One man’s pollution, another man’s green energy
You may never heard of a good news about smoking, but the first one comes from South Korea where researchers have found a big advantage for cigarettes as used filters can be transformed into green energy batteries.
It’s rare that smoking receives some good press, but South Korean scientists say they have found an unlikely benefit to cigarettes: used butts can be converted into powerful batteries for storing renewable energy.
As an article published in the journal Nanotechnology says, cigars can be converted into a high-performance carbon-based material that is very good for energy storage.
The storage has always been one of the green energy’s problem, since, as opposed to fossil fuels, wind and solar can provide electricity in an intermittent way.
Reusing old cigar filters can offer two advantages: recycling cigarettes while offering a storage solution.
“Our study has shown that used-cigarette filters can be transformed into a high-performing carbon-based material using a simple one step process, which simultaneously offers a green solution to meeting the energy demands of society,” are Professor’s Jongheop Yi words, from Seoul National University, and co-author of the study.
“Numerous countries are developing strict regulations to avoid the trillions of toxic and non-biodegradable used-cigarette filters that are disposed of into the environment each year—our method is just one way of achieving this”, he added.
About 5.6 trillion used cigarettes are thrown into the environment every year.
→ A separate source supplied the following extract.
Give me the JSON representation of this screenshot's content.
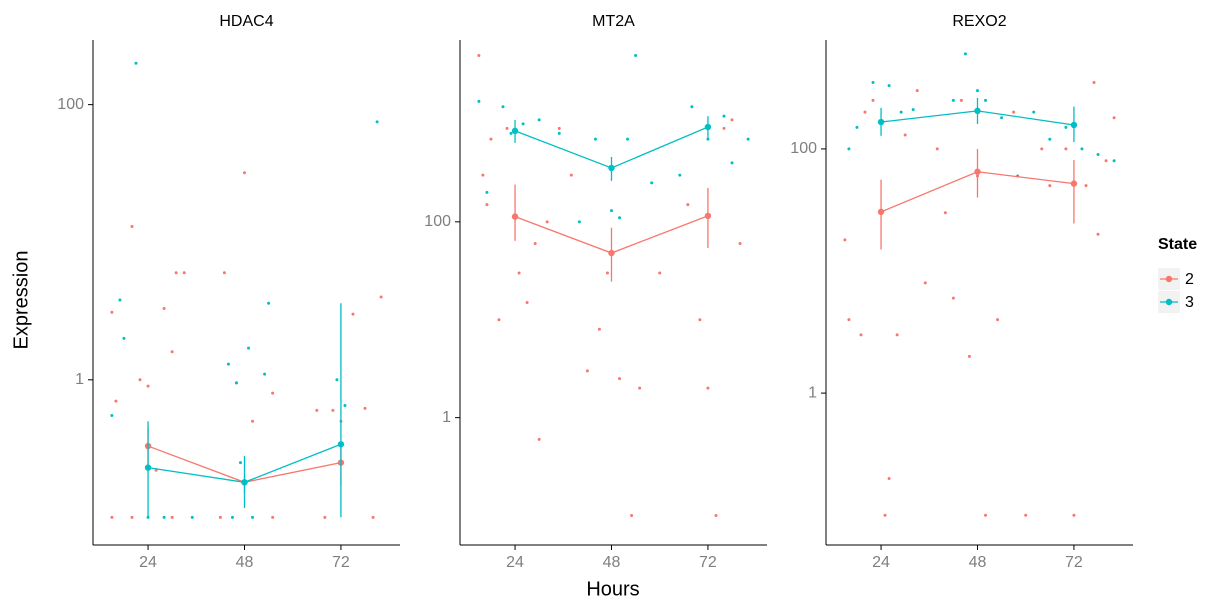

They have cancers related chemicals, pesticides and nicotine.
After being smoked, the cigars convert into a material made of tiny pores that makes a high surface area which can store big amounts of power.
This is useful for coating the electrodes of supercapacitors – electrochemical parts used in storing big energy amounts and create a super-efficient battery useful for computers, phones and hybrid cars. This could also impact production costs and could also be more efficient than current alternatives.
Researchers from Sheffield took another step forward as they developed spray-on, highly efficient solar cells with the help of perovskite, a new type of cheap efficient solar technology.
“There is a lot of excitement around perovskite based photovoltaics. Perovskite cells now have efficiencies of up to 19 per cent. This is not so far behind that of silicon at 25 per cent – the material that dominates the world-wide solar market,” says lead researcher Professor David Lidzey.